A local Housing Advisory Committee is an effective strategy for bringing together local housing experts, policy makers and community members to offer guidance and feedback on housing priorities and strategies for intervention. The Committee can be appointed by local elected officials or by local government staff and should include a socioeconomically and racially diverse range of housing providers, real estate professionals, those who are responsible for implementing local programs, and community members who are most impacted by housing issues, policies and programs.

Community Ambassadors

Community Ambassadors are trusted local leaders who can engage their communities and gather feedback in existing forums, such as neighborhood groups, churches, or community centers.
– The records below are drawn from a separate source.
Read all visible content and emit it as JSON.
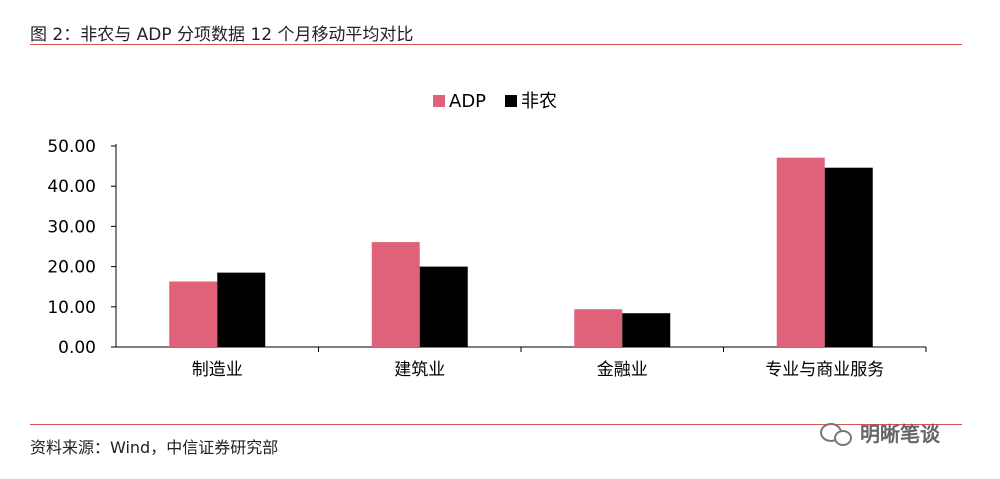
{
  "figure": {
    "title": "图 2：非农与 ADP 分项数据 12 个月移动平均对比",
    "source": "资料来源：Wind，中信证券研究部",
    "watermark": "明晰笔谈"
  },
  "colors": {
    "adp": "#e0627a",
    "nonfarm": "#000000",
    "rule": "#d9534f",
    "axis": "#000000"
  },
  "chart_data": {
    "type": "bar",
    "title": "",
    "xlabel": "",
    "ylabel": "",
    "categories": [
      "制造业",
      "建筑业",
      "金融业",
      "专业与商业服务"
    ],
    "series": [
      {
        "name": "ADP",
        "values": [
          16.3,
          26.1,
          9.4,
          47.1
        ]
      },
      {
        "name": "非农",
        "values": [
          18.5,
          20.0,
          8.4,
          44.6
        ]
      }
    ],
    "ylim": [
      0,
      50
    ],
    "yticks": [
      "0.00",
      "10.00",
      "20.00",
      "30.00",
      "40.00",
      "50.00"
    ],
    "legend_position": "top-center",
    "grid": false
  }
}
Community Ambassadors can use materials such as short presentations, brochures, videos or emails to provide information to their networks and gather feedback.

Focus Groups

Focus groups are small group meetings with individuals of similar backgrounds or areas or expertise that can be used to facilitate group discussion on specific housing issues. Focus groups are helpful tools to hear from those who are most impacted by housing issues who may be less likely to participate in larger community meetings. These discussions can also be used to solicit input on specific housing programs or priorities from those who stand to benefit from increased accessing to affordable housing.

Individual Interviews

Individual interviews with housing developers, housing service providers, local leaders and local government staff involved in housing, economic development, budgeting and infrastructure are effective for gathering specific information about how the local housing system is operating and what barriers exist to addressing housing needs. Specific topics may include the effectiveness of the development review process, opportunities for securing local funding through the capital or operating budget, priority sites and neighborhoods for affordable housing development, the availability and efficacy of County, State or Federal programs, and others.